Bruno Fernandes é um dos jogadores que tem características que não havia antes no plantel Fonte: Super Sporting
Bruno Fernandes é um dos jogadores que tem características que não havia antes no plantel
Fonte: Super Sporting

Este foi um defeito que sempre apontei ao nosso treinador Jorge Jesus, ou seja, o facto de não ter uma alternativa ao seu esquema de jogo preferencial, o “quatro-quatro-dois”. Defeito esse que o mesmo parece estar a querer corrigir este ano. Aplaudo a intenção, mas receio pelas opções que tem no plantel.

Como vimos nos primeiros jogos de pré-época, Jorge Jesus optou por colocar a equipa a jogar em “três-quatro-três”, sendo este um esquema que, apesar de sugerir que jogamos com menos defesas e mais médios, conta com um quarteto de meio campo em que dois são os laterais, que jogarão sempre mais projectados para o ataque (com este perfil temos apenas Coentrão). Isto pede muito mais trabalho de compensações aos dois médios que joguem no miolo. Este esquema obriga a ter centrais rápidos e bons tecnicamente, com capacidade de sair a jogar e rápidos a recuperar a posição, o que não acontece com os que jogam actualmente com mais frequência no Sporting e isso viu-se neste último jogo em que Mathieu tentou sair a jogar, perdeu a bola e sofremos golo (também já aconteceu com Coates). O central que melhor se adequaria ao esquema de três centrais seria o Paulo Oliveira pela sua rapidez.

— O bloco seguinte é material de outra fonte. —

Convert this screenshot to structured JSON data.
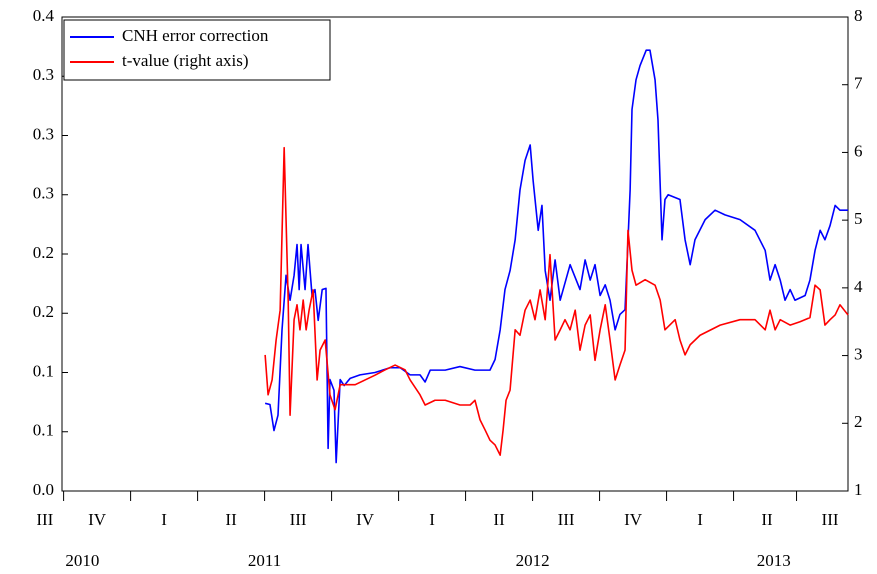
{
  "chart_data": {
    "type": "line",
    "xlim": [
      2010.744,
      2013.677
    ],
    "xticks": [
      {
        "value": 2010.68,
        "label": "III"
      },
      {
        "value": 2010.875,
        "label": "IV"
      },
      {
        "value": 2011.125,
        "label": "I"
      },
      {
        "value": 2011.375,
        "label": "II"
      },
      {
        "value": 2011.625,
        "label": "III"
      },
      {
        "value": 2011.875,
        "label": "IV"
      },
      {
        "value": 2012.125,
        "label": "I"
      },
      {
        "value": 2012.375,
        "label": "II"
      },
      {
        "value": 2012.625,
        "label": "III"
      },
      {
        "value": 2012.875,
        "label": "IV"
      },
      {
        "value": 2013.125,
        "label": "I"
      },
      {
        "value": 2013.375,
        "label": "II"
      },
      {
        "value": 2013.61,
        "label": "III"
      }
    ],
    "year_labels": [
      {
        "value": 2010.82,
        "label": "2010"
      },
      {
        "value": 2011.5,
        "label": "2011"
      },
      {
        "value": 2012.5,
        "label": "2012"
      },
      {
        "value": 2013.4,
        "label": "2013"
      }
    ],
    "ylim": [
      0,
      0.4
    ],
    "yticks": [
      {
        "value": 0,
        "label": "0.0"
      },
      {
        "value": 0.05,
        "label": "0.1"
      },
      {
        "value": 0.1,
        "label": "0.1"
      },
      {
        "value": 0.15,
        "label": "0.2"
      },
      {
        "value": 0.2,
        "label": "0.2"
      },
      {
        "value": 0.25,
        "label": "0.3"
      },
      {
        "value": 0.3,
        "label": "0.3"
      },
      {
        "value": 0.35,
        "label": "0.3"
      },
      0.4
    ],
    "y2lim": [
      1,
      8
    ],
    "y2ticks": [
      1,
      2,
      3,
      4,
      5,
      6,
      7,
      8
    ],
    "grid": false,
    "legend": "top-left",
    "series": [
      {
        "name": "CNH  error correction",
        "color": "#0000ff",
        "x": [
          2011.502,
          2011.52,
          2011.535,
          2011.55,
          2011.565,
          2011.58,
          2011.595,
          2011.61,
          2011.621,
          2011.629,
          2011.636,
          2011.651,
          2011.662,
          2011.677,
          2011.688,
          2011.7,
          2011.715,
          2011.729,
          2011.737,
          2011.744,
          2011.759,
          2011.767,
          2011.782,
          2011.797,
          2011.819,
          2011.856,
          2011.912,
          2011.968,
          2012.006,
          2012.043,
          2012.08,
          2012.099,
          2012.118,
          2012.174,
          2012.229,
          2012.285,
          2012.341,
          2012.36,
          2012.379,
          2012.397,
          2012.416,
          2012.435,
          2012.453,
          2012.472,
          2012.491,
          2012.502,
          2012.521,
          2012.535,
          2012.547,
          2012.565,
          2012.584,
          2012.603,
          2012.64,
          2012.677,
          2012.696,
          2012.715,
          2012.733,
          2012.752,
          2012.771,
          2012.789,
          2012.808,
          2012.826,
          2012.845,
          2012.864,
          2012.871,
          2012.886,
          2012.901,
          2012.924,
          2012.938,
          2012.957,
          2012.968,
          2012.983,
          2012.994,
          2013.006,
          2013.05,
          2013.069,
          2013.088,
          2013.106,
          2013.144,
          2013.181,
          2013.218,
          2013.274,
          2013.33,
          2013.368,
          2013.386,
          2013.405,
          2013.424,
          2013.442,
          2013.461,
          2013.479,
          2013.517,
          2013.535,
          2013.554,
          2013.573,
          2013.591,
          2013.61,
          2013.629,
          2013.647,
          2013.677
        ],
        "values": [
          0.074,
          0.073,
          0.051,
          0.064,
          0.136,
          0.182,
          0.161,
          0.182,
          0.208,
          0.17,
          0.208,
          0.17,
          0.208,
          0.165,
          0.17,
          0.144,
          0.17,
          0.171,
          0.036,
          0.094,
          0.085,
          0.024,
          0.094,
          0.089,
          0.095,
          0.098,
          0.1,
          0.104,
          0.104,
          0.098,
          0.098,
          0.092,
          0.102,
          0.102,
          0.105,
          0.102,
          0.102,
          0.111,
          0.136,
          0.17,
          0.186,
          0.212,
          0.254,
          0.279,
          0.292,
          0.262,
          0.22,
          0.241,
          0.186,
          0.161,
          0.195,
          0.161,
          0.191,
          0.17,
          0.195,
          0.178,
          0.191,
          0.165,
          0.174,
          0.161,
          0.136,
          0.149,
          0.153,
          0.254,
          0.322,
          0.347,
          0.359,
          0.372,
          0.372,
          0.347,
          0.313,
          0.212,
          0.246,
          0.25,
          0.246,
          0.212,
          0.191,
          0.212,
          0.229,
          0.237,
          0.233,
          0.229,
          0.22,
          0.203,
          0.178,
          0.191,
          0.178,
          0.161,
          0.17,
          0.161,
          0.165,
          0.178,
          0.203,
          0.22,
          0.212,
          0.224,
          0.241,
          0.237,
          0.237
        ]
      },
      {
        "name": "t-value (right axis)",
        "color": "#ff0000",
        "axis": "y2",
        "x": [
          2011.502,
          2011.513,
          2011.528,
          2011.543,
          2011.558,
          2011.573,
          2011.588,
          2011.595,
          2011.61,
          2011.621,
          2011.632,
          2011.644,
          2011.655,
          2011.666,
          2011.681,
          2011.696,
          2011.707,
          2011.726,
          2011.744,
          2011.763,
          2011.782,
          2011.8,
          2011.838,
          2011.875,
          2011.912,
          2011.95,
          2011.987,
          2012.024,
          2012.043,
          2012.08,
          2012.099,
          2012.136,
          2012.174,
          2012.229,
          2012.267,
          2012.285,
          2012.304,
          2012.323,
          2012.341,
          2012.36,
          2012.379,
          2012.39,
          2012.401,
          2012.416,
          2012.435,
          2012.453,
          2012.472,
          2012.491,
          2012.509,
          2012.528,
          2012.547,
          2012.565,
          2012.584,
          2012.603,
          2012.621,
          2012.64,
          2012.659,
          2012.677,
          2012.696,
          2012.715,
          2012.733,
          2012.752,
          2012.771,
          2012.789,
          2012.808,
          2012.826,
          2012.845,
          2012.856,
          2012.871,
          2012.886,
          2012.92,
          2012.957,
          2012.976,
          2012.994,
          2013.032,
          2013.05,
          2013.069,
          2013.088,
          2013.125,
          2013.2,
          2013.274,
          2013.33,
          2013.368,
          2013.386,
          2013.405,
          2013.424,
          2013.461,
          2013.498,
          2013.535,
          2013.554,
          2013.573,
          2013.591,
          2013.61,
          2013.629,
          2013.647,
          2013.677
        ],
        "values": [
          3.01,
          2.42,
          2.64,
          3.23,
          3.67,
          6.07,
          3.82,
          2.12,
          3.53,
          3.75,
          3.38,
          3.82,
          3.38,
          3.67,
          3.97,
          2.64,
          3.08,
          3.23,
          2.42,
          2.2,
          2.57,
          2.57,
          2.57,
          2.64,
          2.71,
          2.79,
          2.86,
          2.79,
          2.64,
          2.42,
          2.27,
          2.34,
          2.34,
          2.27,
          2.27,
          2.34,
          2.05,
          1.9,
          1.75,
          1.68,
          1.53,
          1.9,
          2.34,
          2.49,
          3.38,
          3.3,
          3.67,
          3.82,
          3.53,
          3.97,
          3.53,
          4.49,
          3.23,
          3.38,
          3.53,
          3.38,
          3.67,
          3.08,
          3.45,
          3.6,
          2.93,
          3.38,
          3.75,
          3.23,
          2.64,
          2.86,
          3.08,
          4.85,
          4.26,
          4.04,
          4.12,
          4.04,
          3.82,
          3.38,
          3.53,
          3.23,
          3.01,
          3.16,
          3.3,
          3.45,
          3.53,
          3.53,
          3.38,
          3.67,
          3.38,
          3.53,
          3.45,
          3.5,
          3.56,
          4.04,
          3.97,
          3.45,
          3.53,
          3.6,
          3.75,
          3.6
        ]
      }
    ]
  }
}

Com este esquema precisaremos de médios e avançados pressionantes que não deixem o adversário pensar o jogo, e não permitam o lançamento de bolas para as costas da defesa. Esse será o nosso maior problema no campeonato português, uma vez que iremos jogar a maior parte das vezes contra equipas que defendem e tentam sair para o ataque com dois ou três avançados bem rápidos (dois avançados rápidos contra três defesas lentos não parece promissor). Assim, se conseguirmos manter Adrien Silva e William Carvalho até podemos conseguir ter sucesso no esquema de “três-quatro-três”, mas não me inspira grande confiança.